One thing struck us. A couple of kilometres in we saw this incredible bay, a sweep of dark sand with a strandline of pebbles and detritus from the ocean backed by low overgrown sand dunes and a pine forest beyond. We could have been on the California coast, South Island New Zealand, or even Scotland, but not in the Indian Ocean. At the far end a white holiday chalet, the perfect hideaway.
As we went along, the trees became more stunted, and less lush vegetation took over – stone crops, devils baby toes, more lichens and mosses, fewer flowering plants. The roar of the sea was stronger today; although the weather too was not so calm with clouds building up from the south. It was all not so pleasant. Yet the parkland itself seemed more used –there were plenty more footpaths heading off in all directions. And the terrain was rising gradually to a horizon which seemed full of thick vertical posts.
By the time we reached these posts, there were few trees, mostly dwarfed by the incessant wind. The bare rock, worn away by many people as well as the elements, seemed artificial, like someone had built a badly made car park on top of the cliffs.
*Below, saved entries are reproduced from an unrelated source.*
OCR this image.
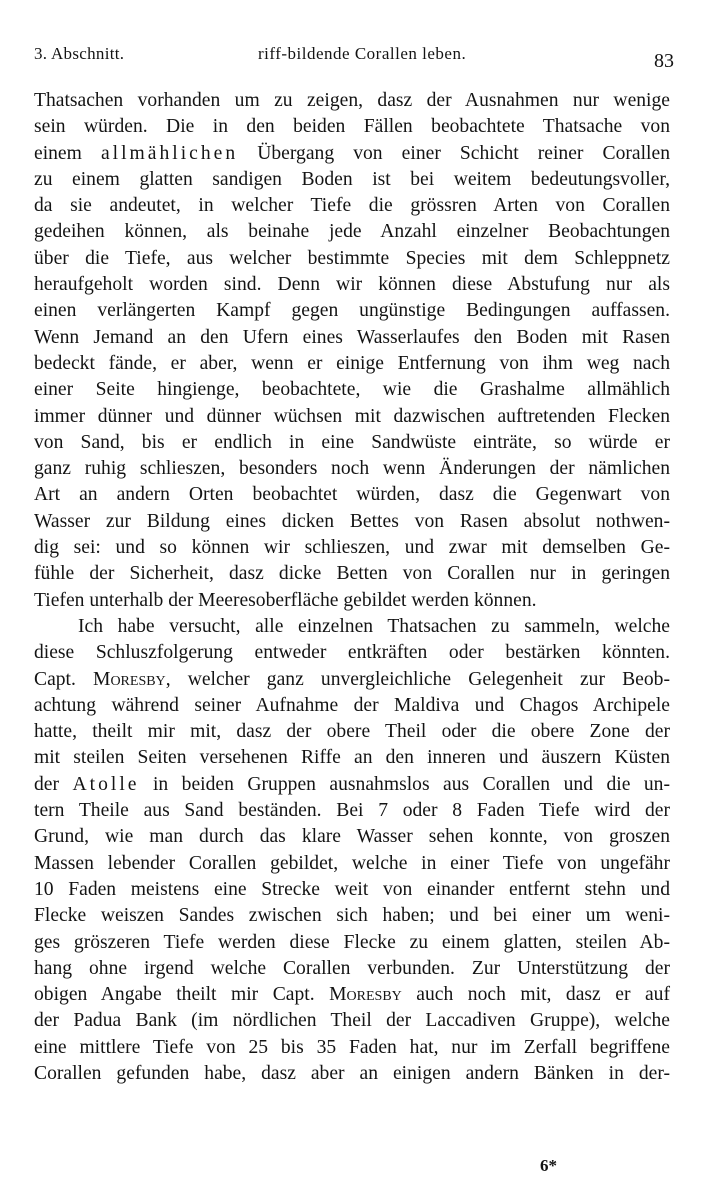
3. Abschnitt.	riff-bildende Corallen leben.	83
Thatsachen vorhanden um zu zeigen, dasz der Ausnahmen nur wenige
sein würden. Die in den beiden Fällen beobachtete Thatsache von
einem allmählichen Übergang von einer Schicht reiner Corallen
zu einem glatten sandigen Boden ist bei weitem bedeutungsvoller,
da sie andeutet, in welcher Tiefe die grössren Arten von Corallen
gedeihen können, als beinahe jede Anzahl einzelner Beobachtungen
über die Tiefe, aus welcher bestimmte Species mit dem Schleppnetz
heraufgeholt worden sind. Denn wir können diese Abstufung nur als
einen verlängerten Kampf gegen ungünstige Bedingungen auffassen.
Wenn Jemand an den Ufern eines Wasserlaufes den Boden mit Rasen
bedeckt fände, er aber, wenn er einige Entfernung von ihm weg nach
einer Seite hingienge, beobachtete, wie die Grashalme allmählich
immer dünner und dünner wüchsen mit dazwischen auftretenden Flecken
von Sand, bis er endlich in eine Sandwüste einträte, so würde er
ganz ruhig schlieszen, besonders noch wenn Änderungen der nämlichen
Art an andern Orten beobachtet würden, dasz die Gegenwart von
Wasser zur Bildung eines dicken Bettes von Rasen absolut nothwen-
dig sei: und so können wir schlieszen, und zwar mit demselben Ge-
fühle der Sicherheit, dasz dicke Betten von Corallen nur in geringen
Tiefen unterhalb der Meeresoberfläche gebildet werden können.
Ich habe versucht, alle einzelnen Thatsachen zu sammeln, welche
diese Schluszfolgerung entweder entkräften oder bestärken könnten.
Capt. Moresby, welcher ganz unvergleichliche Gelegenheit zur Beob-
achtung während seiner Aufnahme der Maldiva und Chagos Archipele
hatte, theilt mir mit, dasz der obere Theil oder die obere Zone der
mit steilen Seiten versehenen Riffe an den inneren und äuszern Küsten
der Atolle in beiden Gruppen ausnahmslos aus Corallen und die un-
tern Theile aus Sand beständen. Bei 7 oder 8 Faden Tiefe wird der
Grund, wie man durch das klare Wasser sehen konnte, von groszen
Massen lebender Corallen gebildet, welche in einer Tiefe von ungefähr
10 Faden meistens eine Strecke weit von einander entfernt stehn und
Flecke weiszen Sandes zwischen sich haben; und bei einer um weni-
ges gröszeren Tiefe werden diese Flecke zu einem glatten, steilen Ab-
hang ohne irgend welche Corallen verbunden. Zur Unterstützung der
obigen Angabe theilt mir Capt. Moresby auch noch mit, dasz er auf
der Padua Bank (im nördlichen Theil der Laccadiven Gruppe), welche
eine mittlere Tiefe von 25 bis 35 Faden hat, nur im Zerfall begriffene
Corallen gefunden habe, dasz aber an einigen andern Bänken in der-
6*
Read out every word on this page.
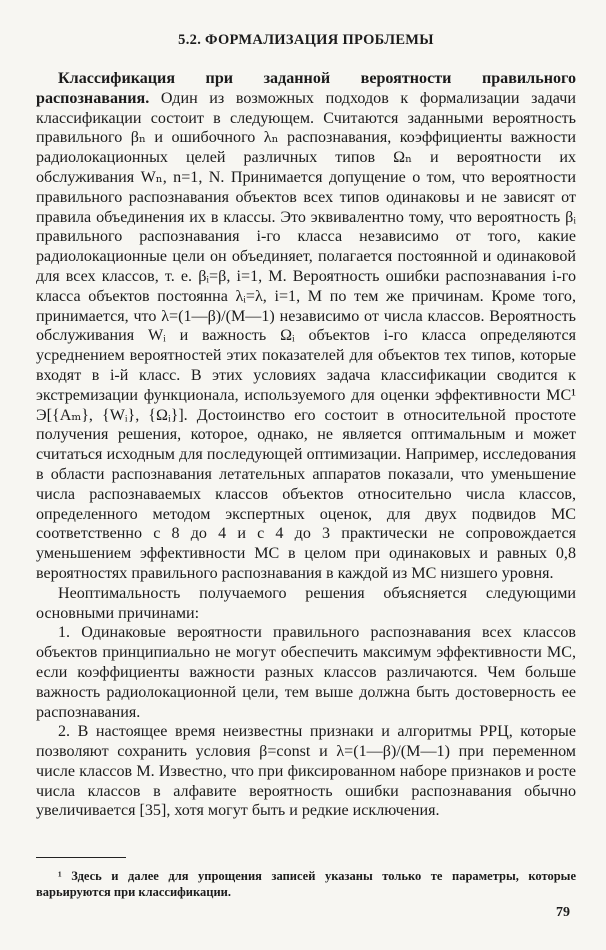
5.2. ФОРМАЛИЗАЦИЯ ПРОБЛЕМЫ

Классификация при заданной вероятности правильного распознавания. Один из возможных подходов к формализации задачи классификации состоит в следующем. Считаются заданными вероятность правильного βₙ и ошибочного λₙ распознавания, коэффициенты важности радиолокационных целей различных типов Ωₙ и вероятности их обслуживания Wₙ, n=1, N. Принимается допущение о том, что вероятности правильного распознавания объектов всех типов одинаковы и не зависят от правила объединения их в классы. Это эквивалентно тому, что вероятность βᵢ правильного распознавания i-го класса независимо от того, какие радиолокационные цели он объединяет, полагается постоянной и одинаковой для всех классов, т. е. βᵢ=β, i=1, M. Вероятность ошибки распознавания i-го класса объектов постоянна λᵢ=λ, i=1, M по тем же причинам. Кроме того, принимается, что λ=(1—β)/(M—1) независимо от числа классов. Вероятность обслуживания Wᵢ и важность Ωᵢ объектов i-го класса определяются усреднением вероятностей этих показателей для объектов тех типов, которые входят в i-й класс. В этих условиях задача классификации сводится к экстремизации функционала, используемого для оценки эффективности МС¹ Э[{Aₘ}, {Wᵢ}, {Ωᵢ}]. Достоинство его состоит в относительной простоте получения решения, которое, однако, не является оптимальным и может считаться исходным для последующей оптимизации. Например, исследования в области распознавания летательных аппаратов показали, что уменьшение числа распознаваемых классов объектов относительно числа классов, определенного методом экспертных оценок, для двух подвидов МС соответственно с 8 до 4 и с 4 до 3 практически не сопровождается уменьшением эффективности МС в целом при одинаковых и равных 0,8 вероятностях правильного распознавания в каждой из МС низшего уровня.

Неоптимальность получаемого решения объясняется следующими основными причинами:

1. Одинаковые вероятности правильного распознавания всех классов объектов принципиально не могут обеспечить максимум эффективности МС, если коэффициенты важности разных классов различаются. Чем больше важность радиолокационной цели, тем выше должна быть достоверность ее распознавания.

2. В настоящее время неизвестны признаки и алгоритмы РРЦ, которые позволяют сохранить условия β=const и λ=(1—β)/(M—1) при переменном числе классов M. Известно, что при фиксированном наборе признаков и росте числа классов в алфавите вероятность ошибки распознавания обычно увеличивается [35], хотя могут быть и редкие исключения.

¹ Здесь и далее для упрощения записей указаны только те параметры, которые варьируются при классификации.

79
When we arrived at the peak of the cliffs, a low stone wall had been placed in our way, the first such structure we had seen on this coastline since Gris Gris itself. And more than that, the vertical posts made up an ugly fence to stop people venturing near the edge.
We were at Le Souffleur, the blowhole. A hole in the cliff face through which the waves would be bashed and compressed and come jetting out the other side in a noisy wet rush. I actually found it a difficult thing to observe; the hole was tucked right in against the cliffs and all the protection stopped you from leaning far enough to get a good view. Also the whole sea was a tumult of boiling spray and foam, washing in different directions, bouncing and rebouncing off each other, every rock, the cliff face. It was hard to pick out what was spray from the blowhole and what wasn’t.
Despite the crude safety barriers and the disappointment of Le Souffleur itself, both the land and the sea at this point were spectacular and engrossing. The clouds had come low and the sky was a leaden grey, the noise from the ocean was almost deafening, the landscape on top of the cliffs a barely habitable lunarscape. We were no longer on Mauritius; nothing here fitted the clichés of the tourist brochures. And yet this was as wonderful a place as you could ever be expected to see; the most exposed part of the island facing the full force of the ocean that reached as far as Antarctica. I was used to Caribbean islands having their lee and windward sides and the coastline east and west would be dramatically different, but in Mauritius, I had never really appreciated that there was one very exposed coast. This was it and in fact it was extremely narrow, the worst of the ocean rollers focused on just about 10 kilometres. And Le Souffleur was the where the nadir of that energy was fixed.
Somehow people had drive to this point, the first public access road we had seen since Gris Gris too. Even on a week day we saw a couple of fishermen on bikes and a family picnicking in the trees.